Gisélio Fagundes (Zelinho Fagundes) – servidor público e filho do Mestre Nadinho, foi um entusiasta do jazz e dos discos de vinil.
Zoma – servidor público e músico, integrou a Lítero Primavera e foi um dos fundadores da Filarmônica 26 de Junho.
Gildenor Andrade – clarinetista e saxofonista, integrou a Lítero Primavera nas décadas de 1960–1970. Quando passou a residir em Salvador, retornava anualmente a Poções para participar da Festa do Divino.
Pia Soldado – trompetista e servidor público, fez parte das formações clássicas da Lítero Primavera nas décadas de 1960–1970 e contribuiu para a fundação da Filarmônica 26 de Junho.

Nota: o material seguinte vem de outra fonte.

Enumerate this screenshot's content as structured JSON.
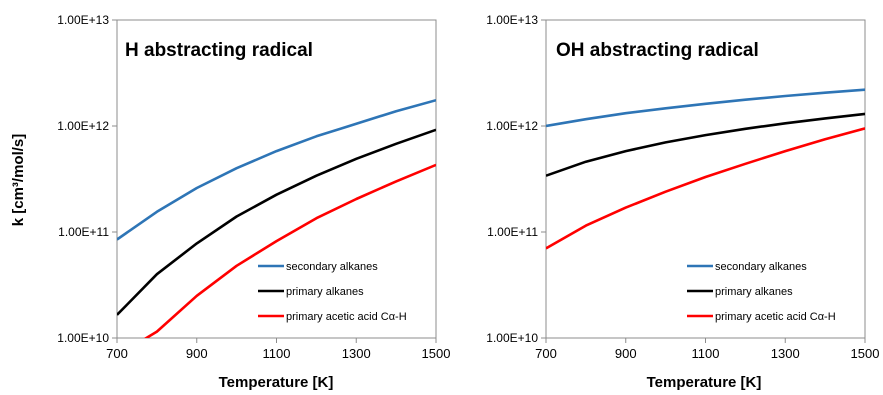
{
  "shared": {
    "ylabel": "k [cm³/mol/s]",
    "xlabel": "Temperature [K]"
  },
  "chart_data": [
    {
      "type": "line",
      "title": "H abstracting radical",
      "xlabel": "Temperature [K]",
      "ylabel": "k [cm³/mol/s]",
      "xlim": [
        700,
        1500
      ],
      "ylim": [
        10000000000.0,
        10000000000000.0
      ],
      "yscale": "log",
      "grid": false,
      "legend_position": "bottom-right",
      "x_ticks": [
        "700",
        "900",
        "1100",
        "1300",
        "1500"
      ],
      "x_tick_values": [
        700,
        900,
        1100,
        1300,
        1500
      ],
      "y_ticks": [
        "1.00E+10",
        "1.00E+11",
        "1.00E+12",
        "1.00E+13"
      ],
      "y_tick_values": [
        10000000000.0,
        100000000000.0,
        1000000000000.0,
        10000000000000.0
      ],
      "x": [
        700,
        800,
        900,
        1000,
        1100,
        1200,
        1300,
        1400,
        1500
      ],
      "series": [
        {
          "name": "secondary alkanes",
          "color": "#2e75b6",
          "values": [
            85000000000.0,
            155000000000.0,
            260000000000.0,
            400000000000.0,
            580000000000.0,
            800000000000.0,
            1050000000000.0,
            1380000000000.0,
            1750000000000.0
          ]
        },
        {
          "name": "primary alkanes",
          "color": "#000000",
          "values": [
            16500000000.0,
            40000000000.0,
            78000000000.0,
            140000000000.0,
            225000000000.0,
            340000000000.0,
            490000000000.0,
            680000000000.0,
            920000000000.0
          ]
        },
        {
          "name": "primary acetic acid Cα-H",
          "color": "#ff0000",
          "values": [
            6800000000.0,
            11500000000.0,
            25000000000.0,
            48000000000.0,
            82000000000.0,
            135000000000.0,
            205000000000.0,
            300000000000.0,
            430000000000.0
          ]
        }
      ]
    },
    {
      "type": "line",
      "title": "OH abstracting radical",
      "xlabel": "Temperature [K]",
      "ylabel": "",
      "xlim": [
        700,
        1500
      ],
      "ylim": [
        10000000000.0,
        10000000000000.0
      ],
      "yscale": "log",
      "grid": false,
      "legend_position": "bottom-right",
      "x_ticks": [
        "700",
        "900",
        "1100",
        "1300",
        "1500"
      ],
      "x_tick_values": [
        700,
        900,
        1100,
        1300,
        1500
      ],
      "y_ticks": [
        "1.00E+10",
        "1.00E+11",
        "1.00E+12",
        "1.00E+13"
      ],
      "y_tick_values": [
        10000000000.0,
        100000000000.0,
        1000000000000.0,
        10000000000000.0
      ],
      "x": [
        700,
        800,
        900,
        1000,
        1100,
        1200,
        1300,
        1400,
        1500
      ],
      "series": [
        {
          "name": "secondary alkanes",
          "color": "#2e75b6",
          "values": [
            1000000000000.0,
            1160000000000.0,
            1320000000000.0,
            1470000000000.0,
            1620000000000.0,
            1770000000000.0,
            1920000000000.0,
            2060000000000.0,
            2200000000000.0
          ]
        },
        {
          "name": "primary alkanes",
          "color": "#000000",
          "values": [
            340000000000.0,
            460000000000.0,
            580000000000.0,
            700000000000.0,
            820000000000.0,
            940000000000.0,
            1060000000000.0,
            1180000000000.0,
            1300000000000.0
          ]
        },
        {
          "name": "primary acetic acid Cα-H",
          "color": "#ff0000",
          "values": [
            70000000000.0,
            115000000000.0,
            170000000000.0,
            240000000000.0,
            330000000000.0,
            440000000000.0,
            580000000000.0,
            750000000000.0,
            950000000000.0
          ]
        }
      ]
    }
  ]
}
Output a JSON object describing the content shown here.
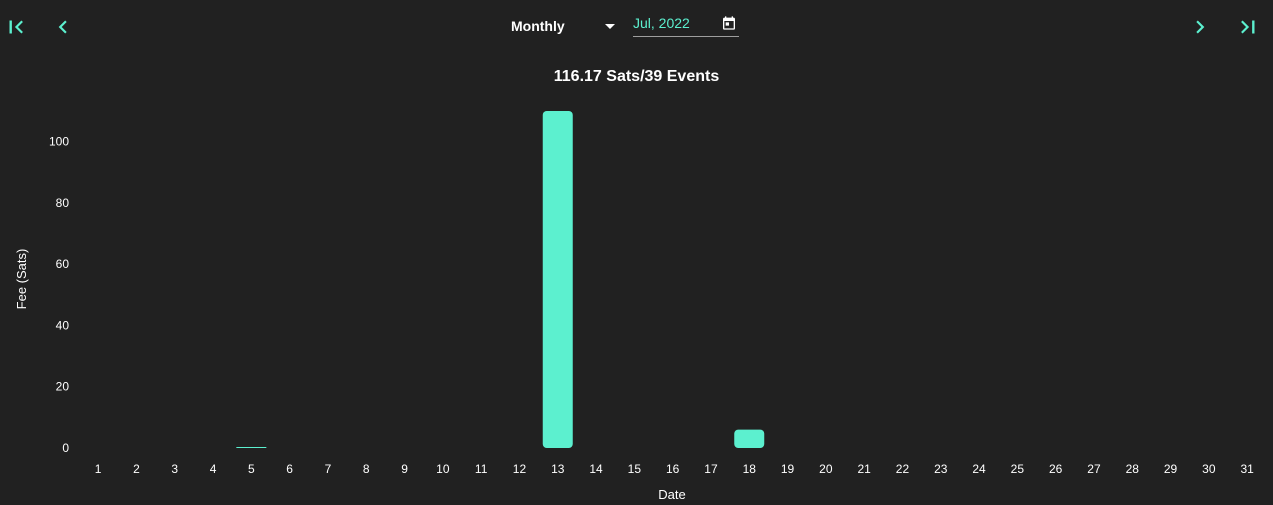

Alcides Bordado – alfaiate e músico da Lítero Primavera, transmitiu seu amor pela arte ao seu filho Valdemi, que organiza uma banda com músicos de Salvador para a Festa do Divino.
Emanuel Campos de Sá – conhecido com Seu Nelito, foi fundador e presidente da Filarmônica 26 de Junho (2007–2013).
Tonhe Luz – foi da Lítero Primavera e cofundador da Filarmônica 26 de Junho.
Welinton Fagundes – atual presidente da Filarmônica 26 de Junho. Sua gestão é responsável pela estrutura organizacional que hoje permite à instituição oferecer educação musical.